After you collected the samples it is time to design an “impulse”. Impulse here is the word Edge Impulse used to denote data processing – training pipeline. I’d say currently is is the weakest spot of Edge Impulse interface – there is a lot of options, but not so much documentation, which can leave you confused, unless you have background in Data science and/or Digital Signal Processing. For this proof-of-concept project, I have tried three different prepossessing blocks with default parameters(except for adding scaling) – I started with Flatten block, which takes computes Average, Min, Max and other functions of raw data within time window.
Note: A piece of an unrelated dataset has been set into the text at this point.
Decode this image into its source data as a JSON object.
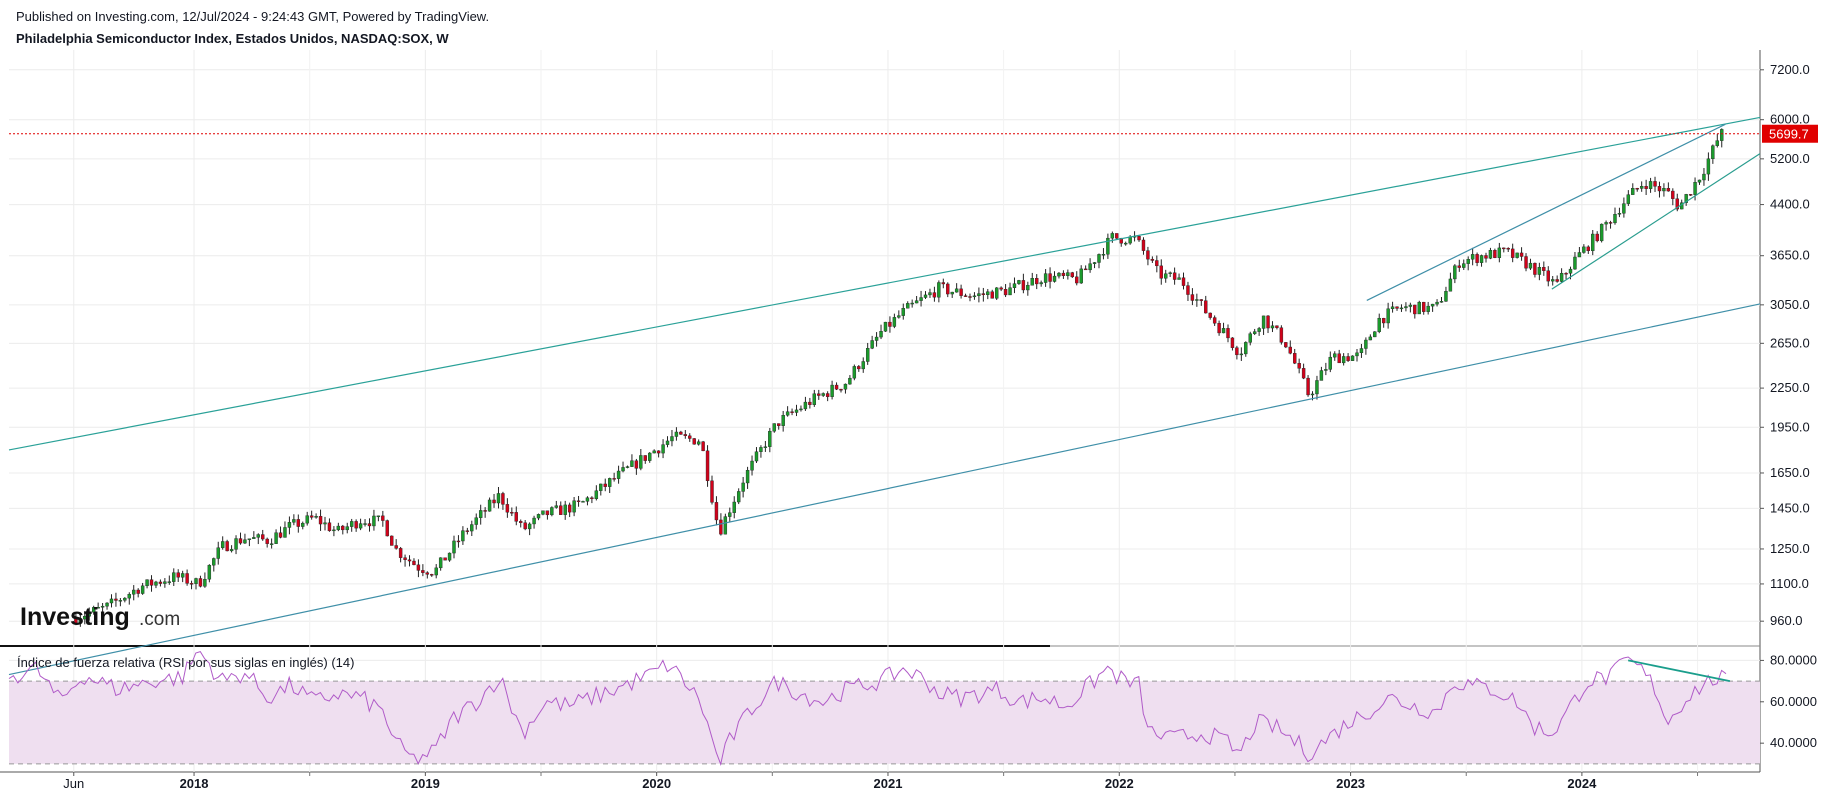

I have also tried Spectral Features block, which extracts the frequency and power characteristics of a signal over time
and Raw data block, which as you might have guessed just feeds raw data to NN learning block (optionally normalizing the data). I then went on training simple fully-connected network with 2 hidden layers, 20 and 10 neurons in each hidden layer respectively for Flatten and Spectral Features processing blocks and a 2-layer Convolutional network for Raw features. Here are the Keras API codes for both networks (it’s easier for me to understand what’s going on by reading code, than looking at blocks in the interface)
Fully-connected:
# model architecture
model = Sequential()
model.add(Dense(20, activation='relu',
activity_regularizer=tf.keras.regularizers.l1(0.00001)))
model.add(Dense(10, activation='relu',
activity_regularizer=tf.keras.regularizers.l1(0.00001)))
model.add(Dense(classes, activation='softmax', name='y_pred'))
Convolutional:
# model architecture
model = Sequential()
model.add(Reshape((int(input_length / 1), 1), input_shape=(input_length, )))
model.add(Conv1D(8, kernel_size=4, activation='relu', padding='same'))
model.add(MaxPooling1D(pool_size=2, strides=2, padding='same'))
model.add(Conv1D(16, kernel_size=2, activation='relu', padding='same'))
model.add(MaxPooling1D(pool_size=2, strides=2, padding='same'))
model.add(Flatten())
model.add(Dense(classes, activation='softmax', name='y_pred'))
The final results after training for 500 epochs with 1e-4 learning rate and Adam optimizer(beta_1=0.9, beta_2=0.999), batch size 32 were
- Flatten FC 69.9 % accuracy
- Spectral Features FC 70.4 % accuracy
- Raw Data Conv1D 92.4 % accuracy
To dissect the performance of the models, it is important to look at the data and how it is processed. Both Flatten and Spectral Features processing blocks remove the time relationship within each window – Flatten block simply turns the raw values, that are initially in sequence to Average, Min, Max, etc. values calculated on all values in time window, irrespective of their order. Spectral Features block extracts the frequency and power characteristics and the reason it didn’t work that well for this particular task is probably that the duration of each gesture is too short.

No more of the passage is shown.